Within the food safety arena, Blockchain is a hot topic as retailers and suppliers alike recognise the considerable benefits that Blockchain could bring in terms of efficiencies, transparency and brand reputation. Blockchain technology allows users to look at all transactions simultaneously and in real-time. Transactions not being stored in any single location, it is almost impenetrable from cyber-attack.
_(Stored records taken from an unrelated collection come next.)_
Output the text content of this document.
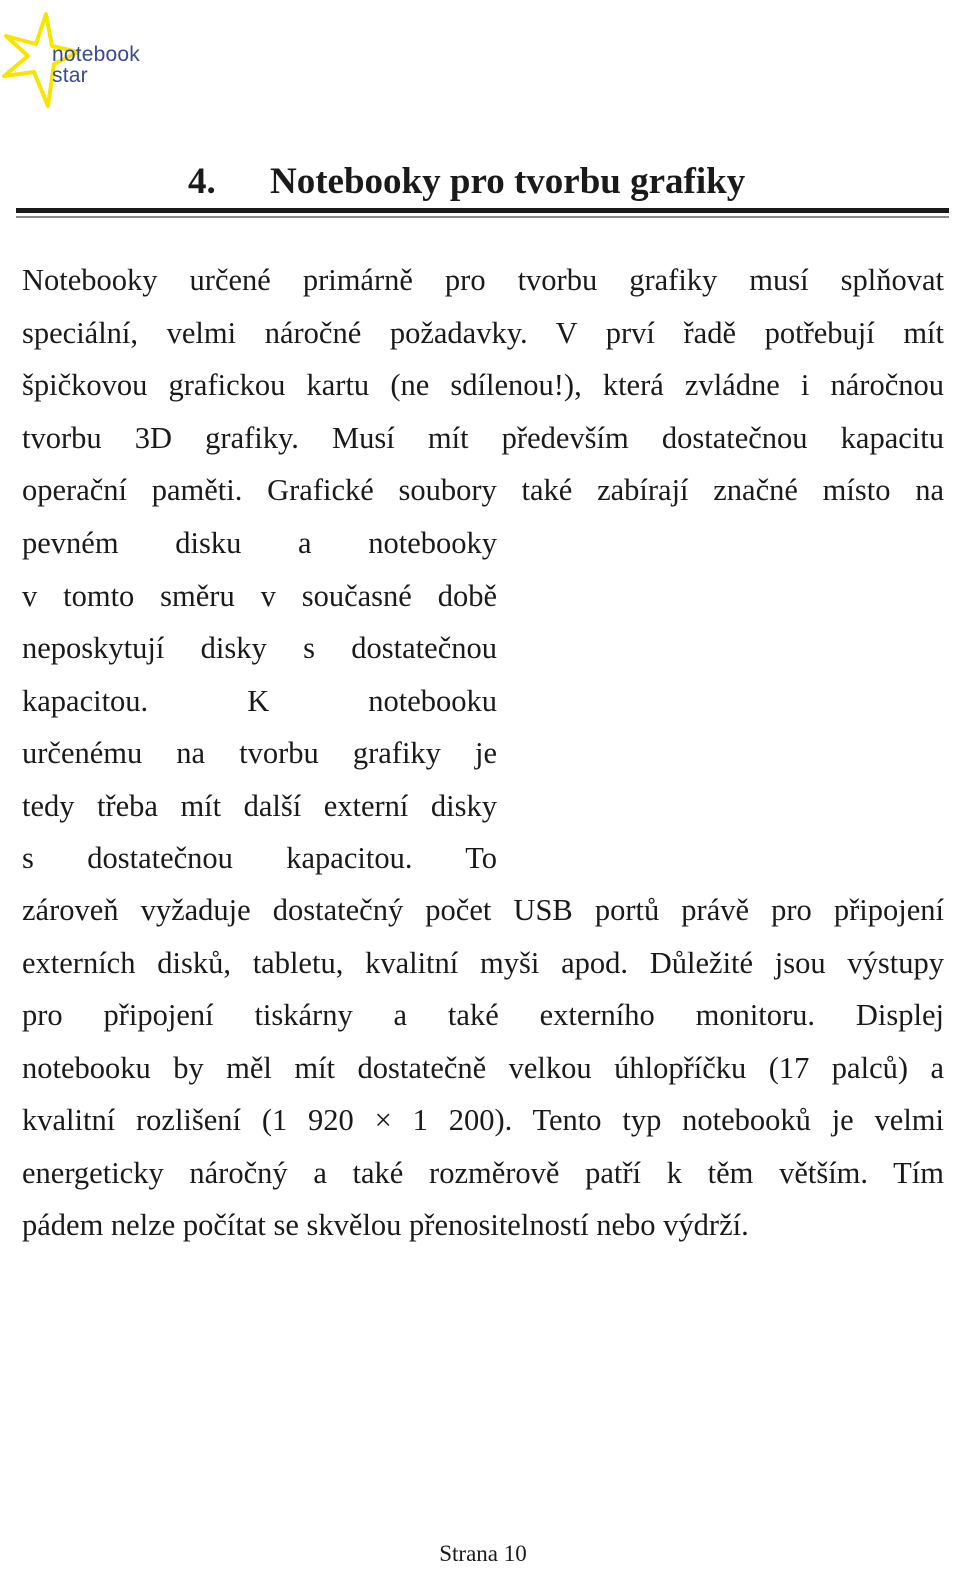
notebook
star
4. Notebooky pro tvorbu grafiky
Notebooky určené primárně pro tvorbu grafiky musí splňovat
speciální, velmi náročné požadavky. V prví řadě potřebují mít
špičkovou grafickou kartu (ne sdílenou!), která zvládne i náročnou
tvorbu 3D grafiky. Musí mít především dostatečnou kapacitu
operační paměti. Grafické soubory také zabírají značné místo na
pevném disku a notebooky
v tomto směru v současné době
neposkytují disky s dostatečnou
kapacitou. K notebooku
určenému na tvorbu grafiky je
tedy třeba mít další externí disky
s dostatečnou kapacitou. To
zároveň vyžaduje dostatečný počet USB portů právě pro připojení
externích disků, tabletu, kvalitní myši apod. Důležité jsou výstupy
pro připojení tiskárny a také externího monitoru. Displej
notebooku by měl mít dostatečně velkou úhlopříčku (17 palců) a
kvalitní rozlišení (1 920 × 1 200). Tento typ notebooků je velmi
energeticky náročný a také rozměrově patří k těm větším. Tím
pádem nelze počítat se skvělou přenositelností nebo výdrží.
Strana 10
Some say the “oil” of the future is “data” and the future oil prospectors are the data programmers. A Blockchain by nature does not belong to anyone; it is decentralised, free, secured and public. No one can control a Blockchain and the data does not belong to anyone but is accessible to everyone. In that aspect, it provides an agnostic platform which is a key element for such a sensible topic of ensuring safe and sustainable food supply chains.
For consumers, Blockchain technology can make a big difference. By reading a simple QR code with a smartphone, data such as an animal’s date of birth, use of antibiotics, vaccinations, and location where the livestock was harvested can easily be conveyed to the consumer. Blockchain technology provides a permanent record of transactions that are grouped in digital “blocks” and cannot be altered. So applying this to food safety, it could serve as an alternative to traditional paper records and manual inspection systems that could leave supply chains vulnerable to inaccuracy or fraud.
Blockchains linked with The Internet of Things (IoT), Machine Learning and Next Generation Sequencing (NGS) will create not only a huge amount of data related to each of every food product that cannot be addressed by a single auditor, but will also drive sustainable supply chains and the safety of our food.
Lloyd’s Register outlines multiple issues to face in regards to sustainable and ethical approaches to food, but also the growth of new digital assurance opportunities that will help clients better identify, track, manage and publicly communicate the sustainability and ethicality of crops and livestock leveraged in their final products.
There has clearly been a ‘rush to market’ by many assurance providers but there is a need to focus on delivering credible Blockchain solutions that are constructed properly in order to build a really global, holistic and online food ecosystem to bring more resilience and efficiency in that critical industry.
Whilst the issue of the scalability and interoperability with existing systems remain a cause for concern – along with costs – we are on the verge of transforming the way in which we operate. The actual path of a raindrop as it goes down the valley is unpredictable, but the general direction is inevitable and blockchains today is much the same, driven by patterns that are surprising but inevitable.
There is a call to action here as we deem tomorrow’s leaders will be those who will shape and make the future, not those who will only predict it.
As an organisation with a social purpose, we will continue to investigate and bring to market new ways to provide insight and assurance to the global food supply chain, to enable the sector to continue to feed the world safely and sustainably.
Lloyd’s Register has recently announced Blockchain pilots for organisations serving the food sector. Building on the research from the Lloyd’s Register Foundation the pilots will focus on delivering client and consumer value alike.